Noticeably missing from the festivities was the lead co-sponsor and author of the bill, U.S. Rep. Carolyn Maloney (D-Manhattan, Astoria).
Maloney’s spokeswoman said she was not invited to the press conference.
The White House, however, responded that an invitation was sent out to all members of Congress, but there were few seats set out in the Rose Garden.
“We would never have gotten this done [without] the 9/11-responders, survivors & their families who traveled to D.C. to demand Congress fulfill our promise to #NeverForget,” tweeted Maloney. “This is the least we can do as a grateful nation. This is for all the James Zadrogas, Ray Pfiefers & Lou Alvarezes.”
Zadroga, a New Jersey resident and retired NYPD detective, was one of the first 9/11-responders whose deteriorating health was attributed to exposure to toxins at Ground Zero. He later died of respiratory disease in 2006.

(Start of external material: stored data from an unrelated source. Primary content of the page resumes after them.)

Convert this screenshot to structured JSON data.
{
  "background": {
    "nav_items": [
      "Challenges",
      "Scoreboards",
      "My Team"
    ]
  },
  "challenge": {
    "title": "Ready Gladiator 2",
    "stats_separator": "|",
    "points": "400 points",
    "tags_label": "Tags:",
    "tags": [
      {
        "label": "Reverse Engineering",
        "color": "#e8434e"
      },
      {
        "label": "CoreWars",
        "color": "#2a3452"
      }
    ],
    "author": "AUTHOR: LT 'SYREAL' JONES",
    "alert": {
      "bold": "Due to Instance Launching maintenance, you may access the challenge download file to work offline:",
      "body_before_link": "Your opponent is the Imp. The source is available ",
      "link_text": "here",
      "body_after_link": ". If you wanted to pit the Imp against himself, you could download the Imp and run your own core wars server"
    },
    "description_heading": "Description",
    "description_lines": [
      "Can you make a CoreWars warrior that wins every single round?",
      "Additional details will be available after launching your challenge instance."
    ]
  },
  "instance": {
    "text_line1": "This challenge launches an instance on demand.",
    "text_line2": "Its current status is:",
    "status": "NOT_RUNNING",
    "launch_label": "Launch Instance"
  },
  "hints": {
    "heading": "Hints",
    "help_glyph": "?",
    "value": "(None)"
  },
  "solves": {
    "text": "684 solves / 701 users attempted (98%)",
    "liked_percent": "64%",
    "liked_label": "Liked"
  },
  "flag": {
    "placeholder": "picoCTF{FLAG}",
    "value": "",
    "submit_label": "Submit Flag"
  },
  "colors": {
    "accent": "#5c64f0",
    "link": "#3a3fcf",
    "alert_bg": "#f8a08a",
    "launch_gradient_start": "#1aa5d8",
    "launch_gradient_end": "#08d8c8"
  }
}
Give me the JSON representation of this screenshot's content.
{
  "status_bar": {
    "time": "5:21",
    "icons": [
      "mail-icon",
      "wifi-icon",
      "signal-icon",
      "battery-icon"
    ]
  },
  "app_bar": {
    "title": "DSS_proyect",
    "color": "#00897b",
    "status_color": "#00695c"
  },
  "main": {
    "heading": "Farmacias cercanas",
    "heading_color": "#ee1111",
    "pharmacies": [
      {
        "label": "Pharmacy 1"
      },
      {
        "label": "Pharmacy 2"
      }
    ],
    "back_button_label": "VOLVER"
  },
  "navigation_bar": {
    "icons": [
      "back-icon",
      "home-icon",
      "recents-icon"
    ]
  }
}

Pfeifer was a L.I. resident, a retired FDNY firefighter and a 9/11-activist, and he died from cancer because of exposure to toxins at Ground Zero in 2017. Before he passed, his advocacy for the extension of the VCF resulted in the legislation being briefly renewed for five years after 2015. It was set to expire Jan. 1, 2020.
Lou Alvarez was a retired NYPD detective and 9/11-activist who was laid to rest in Astoria after losing his battle with cancer on June 29, 2019. Before he died, he went to Washington D.C. a day after his 69th session of chemotherapy to testify for the permanent renewal of the VCF.
Other crucial champions of the bill who were not accredited at the bill signing included New York Sens. Kirsten Gillibrand, a presidential candidate for 2020, and Chuck Schumer.
“Finally, nothing can get in the way of our first responders getting the help they are due and they very much need. It has been a long struggle, but because of the courage of the many who joined the cause, the memory of people like James Zadroga, Ray Pfeifer, Luis Alvarez and so many others will live on in this law.”
Despite a possible lack of an invite to the Rose Garden, Maloney wrote to Mayor Bill de Blasio on July 26 for a parade for the first responders in New York City.
The NYC Police Benevolent Association, however, did acknowledge the contributions of Gillibrand and Maloney.
“Thank you to the New York Congressional delegation especially @RepMaloney @RepPeteKing and @gillibrandny for making #Renew911VCF a reality. Taking care of [and] honoring our heroes from 9/11 was the right thing to do,” tweeted NYC PBA. “Now this vital program is permanently renewed and fully funded.”